Sickle Cell Anemia

Sickle Cell Anemia is an inherited condition when the red blood corpuscles become sickle shaped or ‘C’ shaped.

Normally, red blood cells are round and smooth. They look like a doughnut without the hole. They move very easily through the blood vessels and help carry oxygen to the various parts of the body.

However, when the red blood cells become sickle shaped, they tend to become stiff and sticky. They form clumps and stick to the sides of the blood vessels. This causes a blockage in the flow of blood to the various parts of the body. Eventually, this leads to pain, infections and damage to the various organs of the body.

Sickle Cell Anemia is an inherited disease. A child inherits this disease from the parents. If the child gets the gene from both the parents, the child is born with sickle cell anemia. But, if only one of the parents has the gene, then the child doesn’t get the disease. However, the child becomes a carrier of the disease.

Persons are born with Sickle Cell Anemia. However, the symptoms do not manifest until the baby is approximately 4 months old. There are various symptoms of Sickle Cell Anemia. They are:

• Anemia – Generally all the anemia symptoms are present in those suffering from Sickle Cell Anemia. A baby is often diagnosed anemic and may need to be hospitalized for treatment. The common signs of anemia include fatigue, pale skin, yellowish skin and shortness of breath.
• Pain – This is also referred to as Sickle Cell Crisis. This is because of the reduction or stoppage of blood flow to the various organs of the body. This causes chronic or acute pain, which can range from mild to severe. The chronic pain can last for weeks to months. This can also be limit daily activities and can be draining on the person physically and mentally. An episode of Sickle Cell Crisis can occur at least once a year, and in some cases as often as 15 times a year.
• Swelling in Hands and Feet – Due to blockages in the blood vessels, there can be a painful swelling in the hands and the feet of the patients suffering from Sickle Cell Anemia.
• Infections – Patients become prone to several infections because of the improper blood supply.
• Spleen Infections – The Spleen is found in the abdomen. The function of the Spleen is to filter out abnormal red blood cells. With patients suffering from Sickle Cell Anemia, the spleen ends up trapping many red blood cells and become swollen. With too many abnormal red blood cells, it may become clogged and stop working.
• Delayed Growth – Due to insufficient blood flow to the entire body, the patients suffering from Sickle Cell Anemia often experience delayed growth.
• Stroke – Improper blood flow to various body parts leaves the patients suffering from this disease susceptible to a stroke.
• Eye Problems – Patients may suffer from eye problems because the retina doesn’t get enough blood. This may even lead to blindness.
• Multiple Organ Failure – Due to insufficient blood supply and susceptibility to infections, patients suffering from Sickle Cell Anemia can be prone to several organs failing at one time.

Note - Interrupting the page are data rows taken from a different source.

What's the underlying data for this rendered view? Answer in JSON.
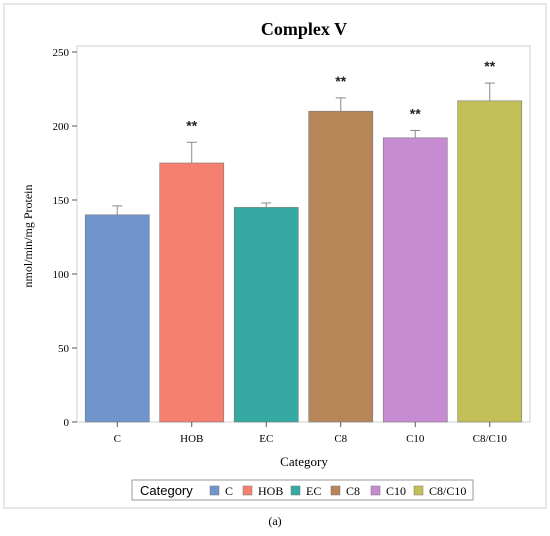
{
  "chart_data": {
    "type": "bar",
    "title": "Complex V",
    "xlabel": "Category",
    "ylabel": "nmol/min/mg Protein",
    "ylim": [
      0,
      250
    ],
    "yticks": [
      0,
      50,
      100,
      150,
      200,
      250
    ],
    "categories": [
      "C",
      "HOB",
      "EC",
      "C8",
      "C10",
      "C8/C10"
    ],
    "values": [
      140,
      175,
      145,
      210,
      192,
      217
    ],
    "error_upper": [
      146,
      189,
      148,
      219,
      197,
      229
    ],
    "significance": [
      "",
      "**",
      "",
      "**",
      "**",
      "**"
    ],
    "colors": [
      "#7095cd",
      "#f6806f",
      "#36a9a2",
      "#b68659",
      "#c68bd1",
      "#c2bf57"
    ],
    "legend": {
      "title": "Category",
      "placement": "bottom",
      "entries": [
        "C",
        "HOB",
        "EC",
        "C8",
        "C10",
        "C8/C10"
      ]
    },
    "grid": false
  },
  "caption": "(a)"
}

As such there is no cure for Sickle Cell Anemia. However, relief can be had for the various infections and symptoms of the disease. Pain can be treated using pain killers. Often liquids are supplied to the body via the mouth or via the veins, to avoid dehydration.

Children suffering from this disease need to visit their doctor regularly. Until the age of 5 years, a daily dose of penicillin is given to these children. Folic acid or Folate may also be prescribed. Nowadays, Nitric Oxide is also used to make the sickle cells less sticky.

Sickle Cell Anemia affects millions of people globally. But with the treatments available nowadays, thanks to the miracles of modern medicine, affected patients can live long and fruitful lives. However, the treatments are for the various symptoms. There is no cure for Sickle Cell Anemia.